What does the senator from Arizona make of the notable absence of such talk at last month's Republican National Convention that nominated Mitt Romney and focused mostly on the economy? The famous straight-talker was cautiously bipartisan.
"Yup, it was" absent, he said. "The election is about jobs and the economy, but a failed ... national security policy over time is going to lead to significant domestic problems."
"It's the job of presidents and candidates to lead and articulate their vision for America's role in the world. The world is a more dangerous place than it's been since the end of the Cold War, and so I think the president should lead and I think candidates for the presidency should lead and talk about it, and I'm disappointed that there hasn't been more."
McCain is visiting Italy's Ambrosetti Forum, an annual gathering of political and business leaders, together with two fellow senators Connecticut independent Joe Lieberman and South Carolina Republican Lindsay Graham following a tour that took them through the Middle East.
On Friday, addressing the plenum, the trio of self-styled mavericks won European fans by criticizing the dysfunction in American politics, then challenged their audience with a call for far greater U.S. activism in the Middle East particularly aiding Syria's rebels and on Iran.
McCain said sanctions almost never work, Lieberman said the "red line" should be weapons capability and not the actual creation of a weapons, and Graham said the United States should make it clear that if Iran pressed on it faced a "massive attack" from the United States and not Israel, a scenario which he said Iran's leaders know they could not survive.
McCain cut a somewhat wistful figure at the proceedings disarmingly accessible yet gravely ominous, a smiling, hard-headed reminder of what might have been.
In the interview he was happy to detail how he would have done things differently, criticized Obama for pulling troops out of Iraq and telegraphing an intention of ending military operations in Afghanistan by 2014.
"I would have left a residual force of some 20,000 troops in Iraq," he said. "Things are unraveling" in a way that threatens to yield a "fractured state" divided among Shiite, Sunni and Kurdish regions, under the sway of al-Qaida, and out of the U.S. orbit "all the things we predicted would happen if we pulled out completely."
He was equally dire on Afghanistan, where NATO headquarters in the capital, Kabul, was struck Saturday by a suicide bombing that killed six and was claimed by the Taliban.
"I know that the Afghan people strongly disapprove of a Taliban (return), but I think it's pretty obvious they know the Americans are leaving and they have to adjust to the post-American involvement environment and that means accommodating the certain forces that they otherwise wouldn't."
On Afghanistan "I've not heard (Obama) talk about success."
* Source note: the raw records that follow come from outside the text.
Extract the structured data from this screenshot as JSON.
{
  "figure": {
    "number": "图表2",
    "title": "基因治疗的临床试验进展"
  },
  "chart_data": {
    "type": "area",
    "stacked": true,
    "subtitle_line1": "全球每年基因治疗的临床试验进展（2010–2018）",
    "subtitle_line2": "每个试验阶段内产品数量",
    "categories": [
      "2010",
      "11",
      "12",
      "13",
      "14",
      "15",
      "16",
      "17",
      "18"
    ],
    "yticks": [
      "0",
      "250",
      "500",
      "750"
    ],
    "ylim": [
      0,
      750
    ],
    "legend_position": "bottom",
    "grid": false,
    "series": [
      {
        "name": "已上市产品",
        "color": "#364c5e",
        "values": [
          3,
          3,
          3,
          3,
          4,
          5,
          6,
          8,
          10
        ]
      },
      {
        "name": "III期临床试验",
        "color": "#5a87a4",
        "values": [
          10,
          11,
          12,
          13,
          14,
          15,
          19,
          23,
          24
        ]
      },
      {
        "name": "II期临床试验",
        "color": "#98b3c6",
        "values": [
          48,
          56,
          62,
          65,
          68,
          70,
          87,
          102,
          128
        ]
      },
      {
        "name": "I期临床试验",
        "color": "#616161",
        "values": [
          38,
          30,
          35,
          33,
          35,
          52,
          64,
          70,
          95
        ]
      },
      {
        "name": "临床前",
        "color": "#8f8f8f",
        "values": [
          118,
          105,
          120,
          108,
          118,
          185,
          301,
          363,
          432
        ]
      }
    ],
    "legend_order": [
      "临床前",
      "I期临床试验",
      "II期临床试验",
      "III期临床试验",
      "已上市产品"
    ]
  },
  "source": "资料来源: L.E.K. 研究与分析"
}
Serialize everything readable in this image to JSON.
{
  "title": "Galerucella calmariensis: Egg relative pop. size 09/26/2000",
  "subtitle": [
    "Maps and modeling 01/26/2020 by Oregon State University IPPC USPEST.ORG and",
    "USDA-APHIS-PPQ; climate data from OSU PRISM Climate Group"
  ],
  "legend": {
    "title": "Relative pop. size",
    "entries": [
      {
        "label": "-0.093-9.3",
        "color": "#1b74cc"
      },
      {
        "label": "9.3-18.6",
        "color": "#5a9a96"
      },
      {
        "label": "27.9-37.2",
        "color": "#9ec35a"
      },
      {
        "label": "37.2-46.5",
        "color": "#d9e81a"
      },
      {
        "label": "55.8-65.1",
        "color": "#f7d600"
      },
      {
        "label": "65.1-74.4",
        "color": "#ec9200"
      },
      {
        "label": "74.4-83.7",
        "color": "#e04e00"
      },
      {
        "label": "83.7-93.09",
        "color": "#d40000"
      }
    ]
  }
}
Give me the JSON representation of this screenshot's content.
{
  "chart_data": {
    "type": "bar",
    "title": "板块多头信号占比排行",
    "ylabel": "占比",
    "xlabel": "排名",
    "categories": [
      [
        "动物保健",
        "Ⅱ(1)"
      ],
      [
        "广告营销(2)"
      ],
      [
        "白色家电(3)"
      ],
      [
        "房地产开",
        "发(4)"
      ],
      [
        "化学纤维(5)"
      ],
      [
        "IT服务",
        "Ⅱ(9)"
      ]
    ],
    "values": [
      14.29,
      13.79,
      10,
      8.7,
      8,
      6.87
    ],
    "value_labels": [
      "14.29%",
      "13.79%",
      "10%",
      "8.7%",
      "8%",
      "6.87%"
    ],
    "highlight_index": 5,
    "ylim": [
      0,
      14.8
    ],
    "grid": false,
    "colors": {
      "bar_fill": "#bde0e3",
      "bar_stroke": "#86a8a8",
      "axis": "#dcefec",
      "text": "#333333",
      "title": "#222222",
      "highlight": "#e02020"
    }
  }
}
McCain said that Obama should also sidestep a paralyzed United Nations and reluctant NATO to cobble together a coalition of European and Mideast nations willing to lend a hand arming the rebels and backing them in establishing a safe zone in the north.
"If we led, we could," he said. "It cries out for American leadership. American leadership is not there."
He also called for a resolute stance on Iran.
"Here's the conundrum. The president of the United States has repeatedly stated that Iranian nuclear weapons (are) unacceptable. Now we watch as they move inexorably down that path... Right now I don't see any exit sign. That doesn't mean I'm predicting that there will be this conflict, but at the same time I don't know a way out."
"One thing I'm pretty confident of is that that decision would not be made by the president of the United States before the November election," he added.
McCain is scathingly critical of the political process in America today, blaming outside money for driving down the level of political discourse in 2012.
"I have not seen a campaign as poisonous as this is," he said. "I have not seen candidates call each other outright liars. It has to do with money. It has to do with these outside groups... We've reached the lowest level of discourse that I've seen in American politics."
McCain said the ratings for his 2008 convention were far higher than Romney's crediting his controversial nominee for vice president, former Alaska Gov. Sarah Palin.
"She energized our party, and the nation," he said. "And the liberal left began a vendetta against her which is still the most disgraceful and despicable thing I've ever seen in American politics. No matter what she said they were going to try to destroy her with it."
But could it be that Palin's seeming lack in fluency in economic affairs tipped the election by frightening voters who at that precise moment coming to terms with the terrifying dimensions of the Great Recession, creating a political market for expertise?
McCain bristled at the very proposition.
"I know of no campaign in history that hinged on who the vice presidential candidate was, so if your theory is correct it is a major breakthrough in the history of politics," he said.
Then he added, with what seemed like either sarcasm or resignation: "But it may be true."